Левкас обрадовался: планер стоял без дела, приятели посмеивались — зачем нужна банкиру красивая игрушка? «Кому летать в России, если полиция еще не научилась летать?» — говорил впоследствии известный черносотенец и погромщик Марков второй.

— А если сломаешь? — сухо спросил Левкас.

— Не сломаю.

— Приходи завтра.

— Полетишь? — бормотал утром отец. — Не страшно? Я книгу читал, там рассказывали, будто один летал. Купил громадный мяч, охвата в четыре, надул его дымом, привязал веревку, вцепился в неё и полетел…

— И долго летал?

— Долго. До утра. Зацепился за колокольню, мяч улетел, он ухватился за язык колокола и висит. А ветер не ослабевает, колокол раскачивается из стороны в сторону, никак не спрыгнуть вниз.

Не дослушав, Быков распрощался с отцом и ушел на дежурство.

После дежурства пришел к Левкасу. Огромный крапчатый дог с выдающейся вперед могучей нижней челюстью спал у дверей. Увидев Быкова, он зарычал.

— Не бойся, — сказал Левкас, — не укусит.

— Я не боюсь.

— Когда полетишь?

— В воскресенье.

— Не разобьешься?

— Не разобьюсь.

В воскресенье Быков поднялся на планере.
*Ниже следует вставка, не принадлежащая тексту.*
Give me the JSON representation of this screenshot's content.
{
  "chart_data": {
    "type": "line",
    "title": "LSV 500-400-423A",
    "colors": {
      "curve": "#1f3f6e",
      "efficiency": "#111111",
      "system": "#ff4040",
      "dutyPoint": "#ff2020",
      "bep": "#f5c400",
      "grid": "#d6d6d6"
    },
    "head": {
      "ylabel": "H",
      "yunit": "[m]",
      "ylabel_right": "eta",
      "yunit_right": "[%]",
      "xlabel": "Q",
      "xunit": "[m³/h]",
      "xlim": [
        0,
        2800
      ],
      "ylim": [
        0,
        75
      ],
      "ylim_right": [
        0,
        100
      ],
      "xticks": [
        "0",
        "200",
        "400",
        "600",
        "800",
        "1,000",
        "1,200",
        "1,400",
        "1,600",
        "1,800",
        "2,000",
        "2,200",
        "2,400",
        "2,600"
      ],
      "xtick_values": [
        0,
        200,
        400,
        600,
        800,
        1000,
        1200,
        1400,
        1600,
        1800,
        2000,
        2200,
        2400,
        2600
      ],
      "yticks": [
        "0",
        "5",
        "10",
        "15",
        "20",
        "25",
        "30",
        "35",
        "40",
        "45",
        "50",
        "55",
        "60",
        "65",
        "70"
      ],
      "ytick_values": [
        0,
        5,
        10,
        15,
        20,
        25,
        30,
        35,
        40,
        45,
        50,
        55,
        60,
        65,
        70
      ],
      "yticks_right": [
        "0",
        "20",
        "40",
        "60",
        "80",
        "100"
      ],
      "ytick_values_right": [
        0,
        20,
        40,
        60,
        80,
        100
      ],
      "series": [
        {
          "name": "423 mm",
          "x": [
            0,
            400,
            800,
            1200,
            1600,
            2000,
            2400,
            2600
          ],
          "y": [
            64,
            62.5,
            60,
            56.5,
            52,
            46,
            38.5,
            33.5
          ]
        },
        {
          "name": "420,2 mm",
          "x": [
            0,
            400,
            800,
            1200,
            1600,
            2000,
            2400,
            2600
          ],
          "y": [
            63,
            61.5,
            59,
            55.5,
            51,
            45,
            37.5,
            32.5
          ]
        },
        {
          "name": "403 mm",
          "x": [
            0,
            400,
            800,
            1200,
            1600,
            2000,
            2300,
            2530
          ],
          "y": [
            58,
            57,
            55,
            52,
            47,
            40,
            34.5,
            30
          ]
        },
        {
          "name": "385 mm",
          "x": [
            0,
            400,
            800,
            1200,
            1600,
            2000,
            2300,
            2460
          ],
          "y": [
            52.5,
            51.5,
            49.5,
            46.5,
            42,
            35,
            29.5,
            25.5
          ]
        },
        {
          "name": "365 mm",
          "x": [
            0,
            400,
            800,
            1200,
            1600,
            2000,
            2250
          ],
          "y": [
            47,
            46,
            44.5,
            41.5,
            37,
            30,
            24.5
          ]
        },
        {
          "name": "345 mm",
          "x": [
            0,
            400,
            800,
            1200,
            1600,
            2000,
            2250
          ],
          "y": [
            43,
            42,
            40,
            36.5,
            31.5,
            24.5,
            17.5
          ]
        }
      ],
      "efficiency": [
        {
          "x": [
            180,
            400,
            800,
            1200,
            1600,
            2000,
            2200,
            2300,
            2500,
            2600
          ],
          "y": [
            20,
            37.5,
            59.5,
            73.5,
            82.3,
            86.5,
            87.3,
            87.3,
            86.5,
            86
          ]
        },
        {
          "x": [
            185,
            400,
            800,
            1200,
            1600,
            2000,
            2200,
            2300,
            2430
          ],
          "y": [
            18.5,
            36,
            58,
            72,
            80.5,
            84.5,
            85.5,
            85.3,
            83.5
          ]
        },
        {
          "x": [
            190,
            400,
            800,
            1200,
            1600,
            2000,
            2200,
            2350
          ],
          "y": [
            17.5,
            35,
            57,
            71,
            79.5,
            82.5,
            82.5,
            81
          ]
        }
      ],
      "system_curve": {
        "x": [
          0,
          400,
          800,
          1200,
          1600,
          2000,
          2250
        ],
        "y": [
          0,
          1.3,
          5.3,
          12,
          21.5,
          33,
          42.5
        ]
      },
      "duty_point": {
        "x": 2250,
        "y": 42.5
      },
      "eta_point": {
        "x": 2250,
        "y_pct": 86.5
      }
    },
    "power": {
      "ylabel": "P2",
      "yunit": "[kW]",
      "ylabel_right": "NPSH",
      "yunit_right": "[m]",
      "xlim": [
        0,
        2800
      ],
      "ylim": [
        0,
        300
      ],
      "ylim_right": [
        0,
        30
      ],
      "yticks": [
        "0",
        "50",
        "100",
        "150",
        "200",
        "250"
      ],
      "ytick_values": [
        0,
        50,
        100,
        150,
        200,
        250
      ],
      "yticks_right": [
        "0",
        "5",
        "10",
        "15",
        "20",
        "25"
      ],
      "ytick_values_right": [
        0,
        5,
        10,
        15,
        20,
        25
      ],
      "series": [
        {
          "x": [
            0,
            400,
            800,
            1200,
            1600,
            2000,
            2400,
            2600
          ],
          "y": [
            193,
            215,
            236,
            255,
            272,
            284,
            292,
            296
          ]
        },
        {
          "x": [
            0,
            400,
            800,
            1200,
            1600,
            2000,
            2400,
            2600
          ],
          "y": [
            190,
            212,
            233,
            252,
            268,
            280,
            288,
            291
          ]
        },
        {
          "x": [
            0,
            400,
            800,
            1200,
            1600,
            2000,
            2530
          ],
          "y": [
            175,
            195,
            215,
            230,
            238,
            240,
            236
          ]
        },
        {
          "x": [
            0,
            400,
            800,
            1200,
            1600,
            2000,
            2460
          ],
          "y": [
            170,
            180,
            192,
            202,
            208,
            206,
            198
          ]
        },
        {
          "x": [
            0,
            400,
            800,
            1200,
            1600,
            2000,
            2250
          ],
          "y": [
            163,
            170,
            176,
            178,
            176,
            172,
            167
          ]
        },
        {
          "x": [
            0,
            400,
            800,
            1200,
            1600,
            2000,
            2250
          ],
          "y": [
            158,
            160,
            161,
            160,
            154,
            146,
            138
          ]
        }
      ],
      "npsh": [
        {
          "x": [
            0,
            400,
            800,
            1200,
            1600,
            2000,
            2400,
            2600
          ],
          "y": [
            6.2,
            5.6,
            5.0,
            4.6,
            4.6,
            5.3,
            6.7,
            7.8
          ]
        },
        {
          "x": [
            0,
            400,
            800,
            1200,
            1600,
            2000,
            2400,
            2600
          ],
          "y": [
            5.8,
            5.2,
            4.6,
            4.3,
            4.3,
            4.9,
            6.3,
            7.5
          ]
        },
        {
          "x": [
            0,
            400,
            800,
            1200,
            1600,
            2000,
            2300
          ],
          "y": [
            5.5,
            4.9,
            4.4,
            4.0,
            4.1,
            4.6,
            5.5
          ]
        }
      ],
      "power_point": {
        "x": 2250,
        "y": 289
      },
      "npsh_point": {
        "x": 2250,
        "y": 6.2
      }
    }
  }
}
Этот первый полет решил судьбу Быкова и навсегда изменил его жизнь.

Через три недели, вечером, когда он сидел дома и снимал чертежи планеров, а отец лежал на скамье и рассказывал вычитанный где-то рассказ о похождениях в Трапезунде знаменитого одесского жулика, выкравшего из гарема по ошибке вместо красивой гречанки рыжего сладкогласого евнуха, в комнату, пригибаясь, вошел дюжий лакей Левкаса и протянул Быкову коротенькую записку.

Левкас приглашал немедленно к себе. Быков переоделся — надел штаны из чертовой кожи, люстриновый пиджак и не попрощавшись вышел из дома.

— Куда ты спешишь? — крикнул вдогонку отец. — Зачем к Левкасу? По какому случаю лакей?

Подходя к дому Левкаса, Быков увидел, что окна ярко освещены: у банкира были гости. Струнный оркестр играл входящий в моду аргентинский танец — танго.

Кудрявая горничная в кружевном чепчике ожидала Быкова в прихожей.

— Пойдемте, — сказала она и взяла его за руку.

Он высвободил руку и пошел следом за ней.

— Здравствуй, — закуривая сигару, сказал Левкас. — Как живешь?

— Хорошо.

— Садись.

Быков сел, положил на колени картуз. Он впервые увидел кабинет Левкаса. Стены были покрыты синим шелком. Над камином висел гобелен. Тускло переливались огни в хрустальном письменном приборе. Декадентская картина, в которой не было ни одной прямой линии, изображала худенького черноволосого мужчину с испуганными глазами. Неизвестно для чего художник приклеил к его тощим бокам краснозеленые крылья.